Simon has made it through his talk for the Governor’s wife’s Tuesday circle, and feels that “his indisposition appears to have passed.” His speech focused on the evolving medical consensus on the origin of mental illness, and he is now discussing the talk over tea with Dr. DuPont. DuPont hints that he would like to try hypnotizing Grace, which annoys Simon—“Grace is his territory; he must repel poachers,” he thinks. DuPont insists that Mrs. Quennell and the committee working to secure Grace’s pardon are advocating for a hypnosis session, which makes Simon worry that the committee is becoming impatient with him.
For the first time, Simon explicitly thinks of Grace as less than human. His desire to “repel poachers” goes beyond his prior similes likening Grace to foodstuffs; here, he is literally framing Grace as his property. Though he might claim he is only thinking ironically, it seems clear at this point that Simon is a misogynist. This passage is also important because it indicates the pressure Simon is facing to get “results” from his work with Grace; this pressure from the committee seems likely to itself limit Simon’s ability to conceive of (in)sanity in nuanced terms.
For the first and only time in the novel, the point of view switches in the middle of a chapter, with the perspective shifting to Grace. Because Dr. Jordan is speaking at the Tuesday circle, Grace has not seen him today. The Governor’s wife has asked Grace to help prepare for the circle’s meeting, which means Grace takes her meal in the kitchen “just like a real servant,” which pleases her. Dora has been helping with the laundry at the Governor’s house and she informs Grace that “the young doctor” who works at her old place of employment has hired her back. Dora says this doctor is strange; he has dug up half of the yard trying to start a garden, and Dora says that his profession gives him “the air of a poisoner.” Grace is shocked to find that Dora is talking about Dr. Jordan, and she inquires about the lady of the house. Dora replies that “if ever she saw a determination to get a man’s trousers off him, it was there in the eyes of Mrs. Humphrey.” Grace is put off by Dora’s taste for gossip, so she says no more.
For the first time in the novel, the reader is presented with an “outside” perspective of Dr. Jordan, one that does not come from Grace or from Dr. Jordan’s own chapters. Dora’s description of Dr. Jordan makes him seem neurotic and untrustworthy; but at the same time, her account corroborates Dr. Jordan’s feeling that Mrs. Humphrey would like to seduce him. Though Grace resolutely ignores Dora’s description, the reader is left to wonder which Dr. Jordan is the “real” one. This is powerful, because the novel began with the question of which Grace was real. This inversion shows that sanity is not an objective quality, and that society’s conception of sanity is strongly gendered.

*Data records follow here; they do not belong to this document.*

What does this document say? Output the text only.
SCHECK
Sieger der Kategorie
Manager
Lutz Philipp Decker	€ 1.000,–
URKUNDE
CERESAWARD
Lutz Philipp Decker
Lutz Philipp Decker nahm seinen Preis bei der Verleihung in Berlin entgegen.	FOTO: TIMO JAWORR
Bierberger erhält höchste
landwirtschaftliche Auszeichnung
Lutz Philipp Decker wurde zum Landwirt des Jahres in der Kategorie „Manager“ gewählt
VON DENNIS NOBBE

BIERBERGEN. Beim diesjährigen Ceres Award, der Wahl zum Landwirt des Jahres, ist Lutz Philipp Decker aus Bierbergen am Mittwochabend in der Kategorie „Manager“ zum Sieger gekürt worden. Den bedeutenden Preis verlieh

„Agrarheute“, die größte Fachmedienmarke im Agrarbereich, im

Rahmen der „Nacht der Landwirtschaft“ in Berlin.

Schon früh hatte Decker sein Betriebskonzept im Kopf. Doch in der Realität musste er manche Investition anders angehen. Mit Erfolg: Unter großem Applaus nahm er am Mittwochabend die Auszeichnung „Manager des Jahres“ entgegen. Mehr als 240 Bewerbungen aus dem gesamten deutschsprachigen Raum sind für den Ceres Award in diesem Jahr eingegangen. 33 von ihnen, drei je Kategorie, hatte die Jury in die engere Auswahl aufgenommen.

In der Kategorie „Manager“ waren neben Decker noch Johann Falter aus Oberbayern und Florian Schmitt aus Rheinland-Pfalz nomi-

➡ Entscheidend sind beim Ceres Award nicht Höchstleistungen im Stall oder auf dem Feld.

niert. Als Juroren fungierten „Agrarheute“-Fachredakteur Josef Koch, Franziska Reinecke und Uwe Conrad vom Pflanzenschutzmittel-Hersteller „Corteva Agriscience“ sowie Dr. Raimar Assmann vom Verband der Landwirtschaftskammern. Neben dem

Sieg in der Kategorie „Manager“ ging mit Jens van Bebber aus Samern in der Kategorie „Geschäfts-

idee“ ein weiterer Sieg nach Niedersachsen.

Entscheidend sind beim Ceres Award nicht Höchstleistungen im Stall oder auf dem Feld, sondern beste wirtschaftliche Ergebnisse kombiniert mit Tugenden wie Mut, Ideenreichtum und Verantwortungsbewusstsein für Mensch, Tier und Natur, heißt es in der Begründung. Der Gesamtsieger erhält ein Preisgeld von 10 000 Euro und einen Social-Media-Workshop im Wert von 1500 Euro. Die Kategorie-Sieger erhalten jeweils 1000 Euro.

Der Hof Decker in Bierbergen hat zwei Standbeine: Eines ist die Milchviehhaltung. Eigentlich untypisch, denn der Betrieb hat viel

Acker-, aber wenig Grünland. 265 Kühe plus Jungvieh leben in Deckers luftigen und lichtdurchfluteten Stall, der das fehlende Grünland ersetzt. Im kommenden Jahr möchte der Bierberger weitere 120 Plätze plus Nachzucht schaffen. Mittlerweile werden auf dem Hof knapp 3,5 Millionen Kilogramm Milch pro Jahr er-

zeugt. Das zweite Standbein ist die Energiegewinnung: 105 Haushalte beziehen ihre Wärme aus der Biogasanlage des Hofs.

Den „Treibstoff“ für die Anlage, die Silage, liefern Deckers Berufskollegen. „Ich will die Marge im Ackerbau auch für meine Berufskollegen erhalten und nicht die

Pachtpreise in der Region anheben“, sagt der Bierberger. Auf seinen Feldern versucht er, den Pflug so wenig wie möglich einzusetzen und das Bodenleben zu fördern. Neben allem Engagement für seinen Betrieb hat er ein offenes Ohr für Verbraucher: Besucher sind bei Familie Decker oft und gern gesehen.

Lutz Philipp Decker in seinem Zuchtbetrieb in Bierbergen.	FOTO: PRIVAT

When Grace serves the refreshments following Dr. Jordan’s talk, she is so shocked to see Jeremiah the peddler in the room that she nearly drops the plate she is carrying. The Governor’s wife introduces Jeremiah to Grace as Dr. Jerome DuPont. DuPont asks if Grace will consent to being hypnotized; he squeezes Grace’s chin and moves his eyes up and down, “to signal to [her] that [she] should say yes.” Grace agrees. Though she is nervous about being put into a trance, she is pleased by the idea that she and Jeremiah have “made a pact” under the noses of the others, and she thinks that Dr. Jordan “look[s] a poor fish beside Jeremiah, like a man at a fair who’s had his pocket picked, but does not yet know it.”
In terms of the plot, the revelation that Dr. DuPont is actually Jeremiah the peddler is a high point of the novel. On a more nuanced level, this moment is important because Grace’s extreme satisfaction at having outwitted Dr. Jordan, in collaboration with Jeremiah, raises the possibility that she and Jeremiah are somehow in cahoots. This has huge implications for the later scene in the novel in which Grace is hypnotized.